Mites (Acarina)

Mites are very small artropods that are barely visible to the naked eye.  Anyone who identifies mites needs a good microscope.  There are several species that feed on mammals or birds and that can occasionally invade homes and bite people and pets. They can bite people anywhere on their body and often where clothes constrict the body such as the waistline.  They usually feed at night and when they hide, they will usually be near heat sources such as around hot water pipes, electrical fixtures and heating ducts.

There are three species that are fairly common in California.

Tropical rat mite (Ornithonyssus bacoti)

This mite feeds on rats but will bite people in rodent infested buildings or when rodents are poisoned and the mites leave the dead body.  The bite can cause a painful irritation that can last for a few days, leaving red marks on the skin.  When you scratch the bite area, you can possibly cause a secondary infection.

Northern fowl mite (Ornithonyssus sylviarum)

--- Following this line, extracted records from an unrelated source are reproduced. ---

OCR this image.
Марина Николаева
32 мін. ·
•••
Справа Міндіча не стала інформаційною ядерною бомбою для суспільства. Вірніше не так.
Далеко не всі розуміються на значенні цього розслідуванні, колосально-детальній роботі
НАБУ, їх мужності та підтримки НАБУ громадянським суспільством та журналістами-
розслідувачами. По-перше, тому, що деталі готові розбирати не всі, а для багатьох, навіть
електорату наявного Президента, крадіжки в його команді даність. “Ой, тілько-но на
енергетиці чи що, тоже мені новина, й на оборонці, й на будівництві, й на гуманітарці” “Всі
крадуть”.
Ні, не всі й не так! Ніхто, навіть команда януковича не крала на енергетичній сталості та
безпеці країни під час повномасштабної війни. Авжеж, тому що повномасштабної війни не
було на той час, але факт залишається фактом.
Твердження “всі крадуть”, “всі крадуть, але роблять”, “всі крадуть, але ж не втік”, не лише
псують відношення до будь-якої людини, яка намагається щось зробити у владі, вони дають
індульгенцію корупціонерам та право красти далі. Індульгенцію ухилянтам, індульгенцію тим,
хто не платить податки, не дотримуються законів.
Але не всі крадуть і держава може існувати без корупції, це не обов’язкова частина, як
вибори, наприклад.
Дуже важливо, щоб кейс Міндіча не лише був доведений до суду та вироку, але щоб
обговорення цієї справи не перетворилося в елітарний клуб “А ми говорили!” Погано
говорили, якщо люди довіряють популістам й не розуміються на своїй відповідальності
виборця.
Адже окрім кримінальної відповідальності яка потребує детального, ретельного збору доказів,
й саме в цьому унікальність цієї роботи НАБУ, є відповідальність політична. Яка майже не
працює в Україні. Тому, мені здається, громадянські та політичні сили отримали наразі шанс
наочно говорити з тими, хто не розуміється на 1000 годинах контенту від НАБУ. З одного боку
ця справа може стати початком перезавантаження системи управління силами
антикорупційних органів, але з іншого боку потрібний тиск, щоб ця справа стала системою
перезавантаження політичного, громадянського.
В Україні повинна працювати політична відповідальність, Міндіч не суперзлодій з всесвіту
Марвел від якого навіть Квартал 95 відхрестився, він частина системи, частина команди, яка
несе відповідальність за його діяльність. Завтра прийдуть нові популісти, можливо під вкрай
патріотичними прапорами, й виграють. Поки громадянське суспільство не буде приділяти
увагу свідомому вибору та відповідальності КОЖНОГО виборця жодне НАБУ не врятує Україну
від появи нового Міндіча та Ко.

The northern fowl mite lives on some domestic birds as well as many species of wild birds.  It is commonly found on chickens, sparrows and pigeons.  When a bird dies or leaves the nest, the fowl mites will find their way inside a building and bite the inhabitants.  This can be particularly troublesome of the birds are nesting in an attic.

Chicken mite (Dermanyssus gallinae)

This mite is commonly found on chickens but all feeds on other domestic and wild birds. They can actually migrate from a bird’s nest and invade a home.  Along with chickens, they are commonly found on pigeons, sparrows and starlings, all species that will nest on buildings.

This mite is a parasite of chickens and many other domestic and wild birds. These mites can migrate from the nests of their hosts and invade home. Sparrows, starlings and pigeons are most often the wild birds responsible for household infestations.